South Australian Govt Using Horizon State’s Blockchain Tech For Public Election

Blockchain, News | February 26, 2019 By:

The government of South Australia, a state in the southern central part of the country, is conducting a blockchain-based public election for the inaugural Minister’s Recreational Fishing Advisory Council.

The South Australian government will be using Horizon State’s community engagement platform to register the votes during the election. Horizon State’s platform allows everyone to partake in the decision-making process to improve the nation’s economy. The platform is using blockchain technology to reduce voting fraud and address the electoral challenges faced by countries with large populations dispersed across remote towns and islands with poor access.

There are 42 candidates from all over the state up for election to fill the five positions. Of the five individual member positions, at least one will be female, one an inland fisher and at least one person representing the tackle sector.
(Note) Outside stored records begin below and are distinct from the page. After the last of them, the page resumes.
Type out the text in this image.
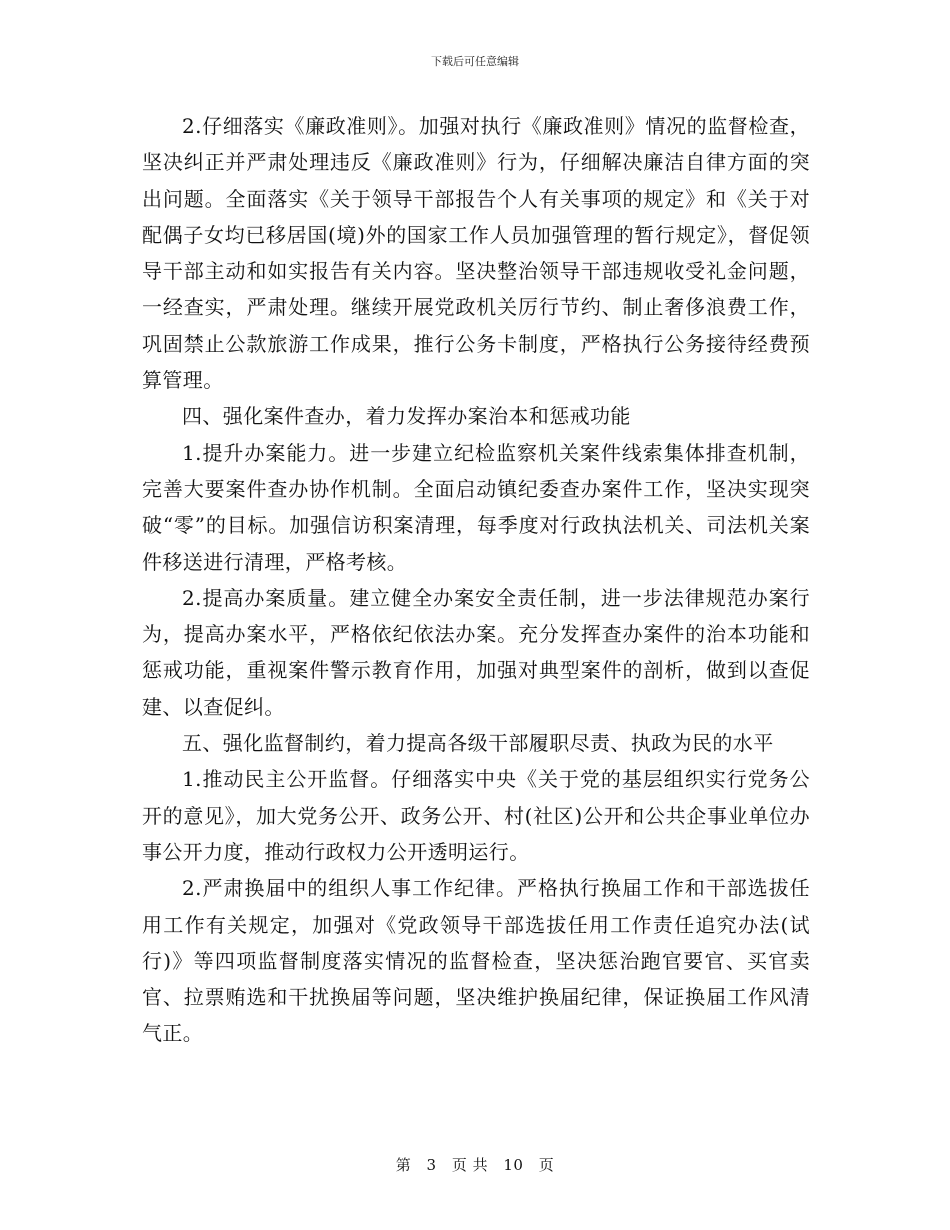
下载后可任意编辑

2.仔细落实《廉政准则》。加强对执行《廉政准则》情况的监督检查，坚决纠正并严肃处理违反《廉政准则》行为，仔细解决廉洁自律方面的突出问题。全面落实《关于领导干部报告个人有关事项的规定》和《关于对配偶子女均已移居国(境)外的国家工作人员加强管理的暂行规定》，督促领导干部主动和如实报告有关内容。坚决整治领导干部违规收受礼金问题，一经查实，严肃处理。继续开展党政机关厉行节约、制止奢侈浪费工作，巩固禁止公款旅游工作成果，推行公务卡制度，严格执行公务接待经费预算管理。

四、强化案件查办，着力发挥办案治本和惩戒功能

1.提升办案能力。进一步建立纪检监察机关案件线索集体排查机制，完善大要案件查办协作机制。全面启动镇纪委查办案件工作，坚决实现突破“零”的目标。加强信访积案清理，每季度对行政执法机关、司法机关案件移送进行清理，严格考核。

2.提高办案质量。建立健全办案安全责任制，进一步法律规范办案行为，提高办案水平，严格依纪依法办案。充分发挥查办案件的治本功能和惩戒功能，重视案件警示教育作用，加强对典型案件的剖析，做到以查促建、以查促纠。

五、强化监督制约，着力提高各级干部履职尽责、执政为民的水平

1.推动民主公开监督。仔细落实中央《关于党的基层组织实行党务公开的意见》，加大党务公开、政务公开、村(社区)公开和公共企事业单位办事公开力度，推动行政权力公开透明运行。

2.严肃换届中的组织人事工作纪律。严格执行换届工作和干部选拔任用工作有关规定，加强对《党政领导干部选拔任用工作责任追究办法(试行)》等四项监督制度落实情况的监督检查，坚决惩治跑官要官、买官卖官、拉票贿选和干扰换届等问题，坚决维护换届纪律，保证换届工作风清气正。

第 3 页 共 10 页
Members of the public will use South Australia’s YourSAy platform and their votes will be registered through Horizon State.

Minister for Primary Industries and Regional Development Tim Whetstone said that anyone interested in the future of the state’s recreational fishing should cast their vote.

“The Marshall Liberal Government has been committed to an open, transparent process in establishing a new representative body for recreational fishers in South Australia,” Whetstone said. “For the first time in South Australian Government history, the election will be conducted using blockchain technology.”

Horizon State CEO Nimo Namaani called the move “an exciting first government use of our tech in Australia, and a great way to validate the blockchain use for this purpose.”

“The South Australian government is very forward thinking and we are honoured they chose us to provide the technology,” said Namaani.

According to Namaani, blockchain implementation in democratic voting makes sense given the technology’s inherent transparency, accountability, and immutability.

“When a vote is cast, and the vote is there, people can audit and tally the votes themselves,” Naamani said. “They don’t need to trust the person or the organization running the vote to do that”. Once a vote is cast it can’t be changed, and so “the vote result can’t be tampered with.”